Первый текст проекта — новая пьеса драматурга Эстер Бол [Esther Bol], написанная в 2025 году. Эстер работает на русском языке; ее пьесы шли в крупнейших российских театрах, переведены на европейские языки и поставлены в разных странах. Почти четыре года назад она покинула Россию и сменила имя. «Инфракрасное», созданная уже в эмиграции, продолжает эту биографию разрывов: это пьеса о границах и гражданстве, о reality-шоу, в котором разыгрывают право на «лучшую жизнь», о войне, религии, экономике внимания и цене человеческой жизни.
Текст строится как многоуровневое шоу: шоу внутри шоу, расследование внутри спектакля, медиа-реальность, которая поглощает любую трагедию и превращает ее в контент. Несколько сюжетных линий — личные истории беженцев, политическое насилие, религиозный опыт, научная утопия — сходятся в общем ощущении дегуманизации и конца мира, который превращен в зрелище. Но это, разумеется, не только пьеса «про ужас», а и пьеса про сопротивление, про ответственность, про то, что еще можно (и нельзя) сделать с человеческим телом, голосом и верой, когда все остальное разрушено.
Мы публикуем «Инфракрасное» в шести частях в течение шести недель — вместе с авторскими иллюстрациями, созданными Эстер Бол в сотрудничестве с нейросетями. Для нас важно не только содержание пьесы, но и ее визуальная и технологическая оболочка: как ИИ-изображения меняют восприятие театрального текста и что происходит, когда «инфракрасное видение» делегируется машине.
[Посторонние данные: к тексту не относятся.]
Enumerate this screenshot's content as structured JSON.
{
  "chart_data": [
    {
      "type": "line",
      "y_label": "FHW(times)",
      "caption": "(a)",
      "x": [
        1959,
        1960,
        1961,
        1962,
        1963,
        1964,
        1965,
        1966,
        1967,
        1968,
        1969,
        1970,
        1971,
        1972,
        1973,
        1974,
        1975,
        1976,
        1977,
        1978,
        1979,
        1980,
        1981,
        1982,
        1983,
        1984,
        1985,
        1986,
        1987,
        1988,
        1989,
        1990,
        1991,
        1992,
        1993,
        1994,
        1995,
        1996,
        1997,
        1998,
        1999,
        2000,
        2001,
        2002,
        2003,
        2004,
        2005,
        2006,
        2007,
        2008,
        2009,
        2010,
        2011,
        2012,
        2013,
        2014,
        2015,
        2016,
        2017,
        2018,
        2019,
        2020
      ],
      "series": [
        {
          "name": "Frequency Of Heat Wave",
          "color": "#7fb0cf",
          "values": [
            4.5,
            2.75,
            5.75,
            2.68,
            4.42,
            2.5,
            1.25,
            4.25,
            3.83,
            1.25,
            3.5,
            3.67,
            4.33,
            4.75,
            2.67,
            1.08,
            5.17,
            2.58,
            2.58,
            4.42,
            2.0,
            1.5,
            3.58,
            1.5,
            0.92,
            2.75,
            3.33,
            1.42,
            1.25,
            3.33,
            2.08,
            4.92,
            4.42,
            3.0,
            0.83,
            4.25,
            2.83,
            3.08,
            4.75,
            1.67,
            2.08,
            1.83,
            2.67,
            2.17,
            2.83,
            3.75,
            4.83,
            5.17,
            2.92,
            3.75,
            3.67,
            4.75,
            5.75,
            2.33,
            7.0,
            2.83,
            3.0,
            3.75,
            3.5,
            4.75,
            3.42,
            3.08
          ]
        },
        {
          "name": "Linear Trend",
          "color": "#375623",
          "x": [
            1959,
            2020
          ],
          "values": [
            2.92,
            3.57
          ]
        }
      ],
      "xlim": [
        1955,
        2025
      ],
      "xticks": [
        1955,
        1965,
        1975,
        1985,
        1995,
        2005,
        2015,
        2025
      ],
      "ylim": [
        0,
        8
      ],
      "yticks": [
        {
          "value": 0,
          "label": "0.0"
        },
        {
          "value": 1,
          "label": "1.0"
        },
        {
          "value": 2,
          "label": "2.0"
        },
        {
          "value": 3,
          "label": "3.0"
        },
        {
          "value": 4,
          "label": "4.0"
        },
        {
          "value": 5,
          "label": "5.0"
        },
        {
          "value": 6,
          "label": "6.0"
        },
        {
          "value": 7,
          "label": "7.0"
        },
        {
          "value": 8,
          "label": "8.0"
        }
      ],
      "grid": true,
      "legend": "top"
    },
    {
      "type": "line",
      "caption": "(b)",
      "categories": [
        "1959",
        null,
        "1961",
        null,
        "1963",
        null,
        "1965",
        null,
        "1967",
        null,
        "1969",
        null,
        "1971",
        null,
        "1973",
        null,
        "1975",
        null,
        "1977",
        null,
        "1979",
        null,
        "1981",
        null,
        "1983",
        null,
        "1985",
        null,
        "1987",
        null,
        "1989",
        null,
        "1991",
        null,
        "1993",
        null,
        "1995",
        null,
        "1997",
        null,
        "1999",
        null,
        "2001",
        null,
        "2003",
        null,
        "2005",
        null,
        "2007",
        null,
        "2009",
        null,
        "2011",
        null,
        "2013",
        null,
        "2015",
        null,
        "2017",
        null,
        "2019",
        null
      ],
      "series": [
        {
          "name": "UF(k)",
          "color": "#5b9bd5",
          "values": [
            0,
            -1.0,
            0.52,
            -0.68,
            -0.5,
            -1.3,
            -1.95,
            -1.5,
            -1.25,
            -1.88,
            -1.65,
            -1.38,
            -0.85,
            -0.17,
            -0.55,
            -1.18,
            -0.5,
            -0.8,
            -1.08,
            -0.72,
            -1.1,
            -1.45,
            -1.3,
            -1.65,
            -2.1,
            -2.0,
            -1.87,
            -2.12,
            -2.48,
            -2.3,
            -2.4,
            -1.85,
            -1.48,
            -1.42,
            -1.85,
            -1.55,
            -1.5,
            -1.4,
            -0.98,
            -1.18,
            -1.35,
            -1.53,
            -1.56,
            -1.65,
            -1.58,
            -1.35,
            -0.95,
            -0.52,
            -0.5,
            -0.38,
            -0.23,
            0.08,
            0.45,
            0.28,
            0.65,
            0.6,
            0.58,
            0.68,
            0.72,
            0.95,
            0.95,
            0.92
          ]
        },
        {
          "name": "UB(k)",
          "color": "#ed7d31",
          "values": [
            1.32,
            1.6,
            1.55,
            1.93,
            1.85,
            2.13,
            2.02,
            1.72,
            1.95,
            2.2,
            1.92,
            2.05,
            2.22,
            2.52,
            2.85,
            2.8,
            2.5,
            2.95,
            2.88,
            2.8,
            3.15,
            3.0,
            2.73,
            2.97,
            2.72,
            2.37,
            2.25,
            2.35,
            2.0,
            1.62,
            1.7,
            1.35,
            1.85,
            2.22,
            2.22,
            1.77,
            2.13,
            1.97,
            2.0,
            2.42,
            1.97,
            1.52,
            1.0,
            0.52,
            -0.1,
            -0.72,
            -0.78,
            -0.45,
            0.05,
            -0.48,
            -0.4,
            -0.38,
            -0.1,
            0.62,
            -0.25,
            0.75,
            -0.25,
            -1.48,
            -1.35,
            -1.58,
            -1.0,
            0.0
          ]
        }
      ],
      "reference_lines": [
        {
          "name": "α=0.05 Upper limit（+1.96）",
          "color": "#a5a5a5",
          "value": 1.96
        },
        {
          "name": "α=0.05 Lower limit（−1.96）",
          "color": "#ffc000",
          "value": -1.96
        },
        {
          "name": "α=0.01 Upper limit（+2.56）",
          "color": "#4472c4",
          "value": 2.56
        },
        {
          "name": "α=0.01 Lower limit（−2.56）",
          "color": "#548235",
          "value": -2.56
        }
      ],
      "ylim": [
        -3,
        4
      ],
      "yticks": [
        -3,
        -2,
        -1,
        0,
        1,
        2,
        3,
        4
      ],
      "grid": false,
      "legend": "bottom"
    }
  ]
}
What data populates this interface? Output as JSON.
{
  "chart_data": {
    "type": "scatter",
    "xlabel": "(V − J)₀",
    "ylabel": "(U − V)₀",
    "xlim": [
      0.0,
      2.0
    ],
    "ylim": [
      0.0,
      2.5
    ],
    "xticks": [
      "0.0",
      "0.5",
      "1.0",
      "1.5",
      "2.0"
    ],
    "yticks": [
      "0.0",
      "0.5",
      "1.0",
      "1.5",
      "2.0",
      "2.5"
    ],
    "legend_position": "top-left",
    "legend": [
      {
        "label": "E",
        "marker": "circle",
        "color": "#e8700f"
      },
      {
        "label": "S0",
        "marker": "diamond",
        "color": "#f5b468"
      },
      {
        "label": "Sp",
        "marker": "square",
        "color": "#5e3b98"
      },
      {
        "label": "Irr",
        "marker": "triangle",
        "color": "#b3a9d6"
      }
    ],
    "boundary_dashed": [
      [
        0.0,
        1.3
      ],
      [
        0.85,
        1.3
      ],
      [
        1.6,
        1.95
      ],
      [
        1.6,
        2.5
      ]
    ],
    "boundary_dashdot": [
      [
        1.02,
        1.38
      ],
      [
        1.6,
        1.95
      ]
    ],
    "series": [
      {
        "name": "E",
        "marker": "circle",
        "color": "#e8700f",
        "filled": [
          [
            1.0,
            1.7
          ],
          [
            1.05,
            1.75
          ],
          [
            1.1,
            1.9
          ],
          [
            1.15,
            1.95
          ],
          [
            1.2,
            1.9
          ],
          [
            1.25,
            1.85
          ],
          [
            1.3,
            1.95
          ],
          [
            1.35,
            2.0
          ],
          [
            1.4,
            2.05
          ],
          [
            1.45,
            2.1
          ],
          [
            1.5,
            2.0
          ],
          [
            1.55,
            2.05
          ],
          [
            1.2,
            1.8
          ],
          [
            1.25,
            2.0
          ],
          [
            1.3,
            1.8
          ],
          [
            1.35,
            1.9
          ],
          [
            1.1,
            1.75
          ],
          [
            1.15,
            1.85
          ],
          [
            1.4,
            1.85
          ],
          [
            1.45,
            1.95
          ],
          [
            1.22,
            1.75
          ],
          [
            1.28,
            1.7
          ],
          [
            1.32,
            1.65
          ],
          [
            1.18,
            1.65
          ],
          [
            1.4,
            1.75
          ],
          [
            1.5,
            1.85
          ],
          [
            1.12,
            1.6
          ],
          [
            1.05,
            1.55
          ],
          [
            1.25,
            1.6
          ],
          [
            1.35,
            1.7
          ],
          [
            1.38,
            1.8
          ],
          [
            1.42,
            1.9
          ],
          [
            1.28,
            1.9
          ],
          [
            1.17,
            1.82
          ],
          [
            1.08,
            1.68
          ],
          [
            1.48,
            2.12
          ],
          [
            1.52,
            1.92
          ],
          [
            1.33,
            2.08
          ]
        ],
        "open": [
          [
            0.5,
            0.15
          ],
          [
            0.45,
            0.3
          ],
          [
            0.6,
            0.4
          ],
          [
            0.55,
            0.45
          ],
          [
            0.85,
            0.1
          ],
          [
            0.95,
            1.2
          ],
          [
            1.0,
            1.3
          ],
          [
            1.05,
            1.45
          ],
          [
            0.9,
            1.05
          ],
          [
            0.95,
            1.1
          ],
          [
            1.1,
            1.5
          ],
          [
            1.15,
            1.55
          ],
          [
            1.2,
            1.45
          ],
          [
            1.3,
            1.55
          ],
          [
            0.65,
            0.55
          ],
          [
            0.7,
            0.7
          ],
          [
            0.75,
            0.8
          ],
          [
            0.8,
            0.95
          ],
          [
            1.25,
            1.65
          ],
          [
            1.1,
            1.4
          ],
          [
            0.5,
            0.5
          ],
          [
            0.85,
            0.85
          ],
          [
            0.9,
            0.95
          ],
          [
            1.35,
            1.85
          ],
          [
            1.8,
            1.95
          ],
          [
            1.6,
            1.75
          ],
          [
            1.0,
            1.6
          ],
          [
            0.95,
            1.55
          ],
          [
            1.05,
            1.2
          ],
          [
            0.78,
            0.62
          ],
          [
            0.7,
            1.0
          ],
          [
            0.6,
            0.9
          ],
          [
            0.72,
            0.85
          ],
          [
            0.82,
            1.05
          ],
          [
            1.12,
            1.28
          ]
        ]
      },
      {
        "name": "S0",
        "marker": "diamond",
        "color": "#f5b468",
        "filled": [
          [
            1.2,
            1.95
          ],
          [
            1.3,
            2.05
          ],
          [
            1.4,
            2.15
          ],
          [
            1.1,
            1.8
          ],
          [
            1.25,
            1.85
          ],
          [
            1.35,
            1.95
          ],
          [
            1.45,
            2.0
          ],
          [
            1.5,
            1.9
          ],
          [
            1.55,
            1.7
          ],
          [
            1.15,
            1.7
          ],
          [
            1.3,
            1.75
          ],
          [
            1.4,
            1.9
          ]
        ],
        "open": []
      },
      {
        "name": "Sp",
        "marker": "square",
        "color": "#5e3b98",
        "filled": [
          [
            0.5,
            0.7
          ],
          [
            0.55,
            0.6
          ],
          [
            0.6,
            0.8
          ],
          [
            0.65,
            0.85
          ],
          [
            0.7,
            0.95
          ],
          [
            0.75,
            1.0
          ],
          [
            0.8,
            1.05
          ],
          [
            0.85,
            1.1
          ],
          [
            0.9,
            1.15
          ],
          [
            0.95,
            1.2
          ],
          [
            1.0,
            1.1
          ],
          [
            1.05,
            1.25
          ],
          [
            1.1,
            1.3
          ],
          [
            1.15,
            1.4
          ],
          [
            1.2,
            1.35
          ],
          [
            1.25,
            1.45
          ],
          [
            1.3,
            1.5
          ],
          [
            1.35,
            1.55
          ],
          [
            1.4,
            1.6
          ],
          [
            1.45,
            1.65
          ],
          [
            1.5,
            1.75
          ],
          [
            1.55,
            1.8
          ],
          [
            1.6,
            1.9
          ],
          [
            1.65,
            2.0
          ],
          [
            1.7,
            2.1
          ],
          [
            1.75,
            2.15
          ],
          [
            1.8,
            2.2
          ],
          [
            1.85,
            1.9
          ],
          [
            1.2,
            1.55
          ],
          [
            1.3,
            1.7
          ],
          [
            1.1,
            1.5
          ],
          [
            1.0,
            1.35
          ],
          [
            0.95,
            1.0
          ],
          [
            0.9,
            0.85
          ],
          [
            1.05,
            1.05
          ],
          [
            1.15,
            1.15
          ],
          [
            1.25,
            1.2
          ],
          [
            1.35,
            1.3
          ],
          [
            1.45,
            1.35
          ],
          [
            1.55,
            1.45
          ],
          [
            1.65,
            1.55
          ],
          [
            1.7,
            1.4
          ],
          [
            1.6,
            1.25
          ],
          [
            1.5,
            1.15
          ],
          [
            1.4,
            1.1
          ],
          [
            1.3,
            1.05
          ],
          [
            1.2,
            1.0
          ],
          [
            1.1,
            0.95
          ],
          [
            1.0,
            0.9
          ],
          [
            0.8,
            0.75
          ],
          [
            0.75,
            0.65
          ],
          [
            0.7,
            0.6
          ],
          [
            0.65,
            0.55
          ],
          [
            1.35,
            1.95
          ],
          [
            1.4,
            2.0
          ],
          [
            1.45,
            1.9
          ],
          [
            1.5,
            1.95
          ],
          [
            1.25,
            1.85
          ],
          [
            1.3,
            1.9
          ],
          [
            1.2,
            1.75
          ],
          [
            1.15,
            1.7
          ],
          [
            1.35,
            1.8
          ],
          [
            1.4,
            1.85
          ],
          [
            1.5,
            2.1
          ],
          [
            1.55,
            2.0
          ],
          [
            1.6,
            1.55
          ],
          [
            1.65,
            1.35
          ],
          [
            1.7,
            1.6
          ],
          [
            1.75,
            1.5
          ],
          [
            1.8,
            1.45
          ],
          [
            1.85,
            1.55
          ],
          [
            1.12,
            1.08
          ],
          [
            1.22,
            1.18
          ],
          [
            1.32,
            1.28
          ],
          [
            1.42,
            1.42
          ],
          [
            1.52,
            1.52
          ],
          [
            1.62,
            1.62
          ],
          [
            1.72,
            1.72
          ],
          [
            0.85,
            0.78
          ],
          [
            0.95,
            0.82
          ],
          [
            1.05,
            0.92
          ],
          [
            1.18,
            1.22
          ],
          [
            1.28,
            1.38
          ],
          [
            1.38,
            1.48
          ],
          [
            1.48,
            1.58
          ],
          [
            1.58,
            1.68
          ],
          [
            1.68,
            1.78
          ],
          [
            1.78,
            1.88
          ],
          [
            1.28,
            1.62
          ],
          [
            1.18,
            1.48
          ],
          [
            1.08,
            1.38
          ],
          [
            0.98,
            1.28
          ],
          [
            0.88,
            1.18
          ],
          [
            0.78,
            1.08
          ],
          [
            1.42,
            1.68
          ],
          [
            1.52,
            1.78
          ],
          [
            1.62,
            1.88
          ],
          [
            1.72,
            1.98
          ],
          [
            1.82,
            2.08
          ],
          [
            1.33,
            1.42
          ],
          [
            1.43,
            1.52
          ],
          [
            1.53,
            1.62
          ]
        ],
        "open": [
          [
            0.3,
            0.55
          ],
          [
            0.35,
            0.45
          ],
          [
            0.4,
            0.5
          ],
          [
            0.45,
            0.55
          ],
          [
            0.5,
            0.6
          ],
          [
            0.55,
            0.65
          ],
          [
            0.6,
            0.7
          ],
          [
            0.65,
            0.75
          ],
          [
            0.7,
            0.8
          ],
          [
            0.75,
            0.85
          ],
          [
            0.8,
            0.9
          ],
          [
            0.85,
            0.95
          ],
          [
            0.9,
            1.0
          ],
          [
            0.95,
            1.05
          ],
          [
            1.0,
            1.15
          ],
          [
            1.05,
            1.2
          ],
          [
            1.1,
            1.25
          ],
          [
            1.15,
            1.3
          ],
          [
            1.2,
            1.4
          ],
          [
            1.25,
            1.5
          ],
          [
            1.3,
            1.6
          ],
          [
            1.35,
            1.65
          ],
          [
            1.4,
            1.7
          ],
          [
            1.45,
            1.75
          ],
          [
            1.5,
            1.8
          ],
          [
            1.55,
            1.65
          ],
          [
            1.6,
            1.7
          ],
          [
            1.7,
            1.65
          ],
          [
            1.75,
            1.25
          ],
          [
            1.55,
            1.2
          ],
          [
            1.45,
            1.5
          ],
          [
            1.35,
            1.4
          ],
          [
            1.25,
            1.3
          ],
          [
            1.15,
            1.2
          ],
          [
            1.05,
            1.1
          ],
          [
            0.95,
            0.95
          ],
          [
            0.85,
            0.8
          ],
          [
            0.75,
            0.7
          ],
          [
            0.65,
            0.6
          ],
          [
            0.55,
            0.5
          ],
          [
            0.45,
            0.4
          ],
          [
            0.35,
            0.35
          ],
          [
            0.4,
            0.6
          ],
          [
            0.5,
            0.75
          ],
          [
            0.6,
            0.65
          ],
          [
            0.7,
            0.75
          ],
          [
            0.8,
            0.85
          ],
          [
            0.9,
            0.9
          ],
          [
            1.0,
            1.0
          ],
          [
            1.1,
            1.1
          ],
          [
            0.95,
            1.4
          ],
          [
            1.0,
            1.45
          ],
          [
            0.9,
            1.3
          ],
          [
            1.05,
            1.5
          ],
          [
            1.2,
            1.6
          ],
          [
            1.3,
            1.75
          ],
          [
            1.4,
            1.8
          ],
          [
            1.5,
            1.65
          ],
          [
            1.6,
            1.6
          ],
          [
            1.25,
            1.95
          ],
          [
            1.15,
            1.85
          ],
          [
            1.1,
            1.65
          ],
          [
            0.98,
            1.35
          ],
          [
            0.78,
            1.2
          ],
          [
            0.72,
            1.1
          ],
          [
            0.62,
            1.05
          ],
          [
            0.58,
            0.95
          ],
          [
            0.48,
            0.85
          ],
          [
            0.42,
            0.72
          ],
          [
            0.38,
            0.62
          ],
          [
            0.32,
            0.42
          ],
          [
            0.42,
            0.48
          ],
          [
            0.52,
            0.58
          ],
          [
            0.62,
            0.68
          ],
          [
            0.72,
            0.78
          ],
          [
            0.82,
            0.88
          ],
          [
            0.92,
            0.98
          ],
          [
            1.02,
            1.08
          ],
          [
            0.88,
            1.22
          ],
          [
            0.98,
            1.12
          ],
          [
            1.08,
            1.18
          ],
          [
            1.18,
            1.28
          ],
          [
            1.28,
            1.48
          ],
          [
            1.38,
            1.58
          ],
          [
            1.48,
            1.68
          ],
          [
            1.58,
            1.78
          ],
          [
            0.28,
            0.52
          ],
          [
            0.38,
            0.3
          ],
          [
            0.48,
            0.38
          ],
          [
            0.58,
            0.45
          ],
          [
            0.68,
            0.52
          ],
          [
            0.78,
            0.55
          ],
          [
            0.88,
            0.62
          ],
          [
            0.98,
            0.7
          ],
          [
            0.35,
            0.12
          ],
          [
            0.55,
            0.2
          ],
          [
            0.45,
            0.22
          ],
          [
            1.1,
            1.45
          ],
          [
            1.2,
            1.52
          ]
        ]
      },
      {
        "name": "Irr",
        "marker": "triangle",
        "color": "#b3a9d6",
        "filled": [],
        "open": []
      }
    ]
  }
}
Как читать пьесу, если это текст для театра?
ПАМЯТКА
Пьеса — не роман и не репортаж. Это партитура возможного спектакля. Читать ее имеет смысл иначе, чем прозу.
1. Думайте о пьесе как о сцене, а не о странице.
Представляйте пространство, источник света, расстояние между персонажами. Где стоит телефон? Где камера? Кто сейчас в кадре, а кто — «за сценой», но влияет на происходящее?
2. Обращайте внимание на ремарки.
Ремарки у Эстер Бол важны не меньше реплик: через них заданы правила игры, темп, неловкость, паузы, шум, «ничего не происходит». Это тоже текст, а не «техническое приложение».
3. Не бойтесь читать вслух хотя бы фрагменты.
Эта пьеса построена на голосах, сбоях, интонациях, смене регистров. Реплики героев по-другому звучат, когда их произнести.
4. Отслеживайте, кто сейчас говорит и откуда.
Здесь постоянно меняется перспективa: участники шоу говорят друг с другом, с ведущими, с невидимым зрителем, с богом, с прошлым «я», с камерой. Важно замечать, кому адресована речь в данный момент.
5. Разделяйте персонажей и автора.
Никакое высказывание внутри пьесы нельзя напрямую приписывать драматургу. Оскар, Верещагина, Оксана, Тит и другие говорят из своих травм, биографий, интересов шоу — а не от имени авторки или редакции.
6. Замечайте моменты физического дискомфорта.
В пьесе много насилия — политического, сексуального, символического. Важно фиксировать, где вам трудно читать и почему: именно там текст работает с границами допустимого и с вопросом, что можно показывать в прямом эфире.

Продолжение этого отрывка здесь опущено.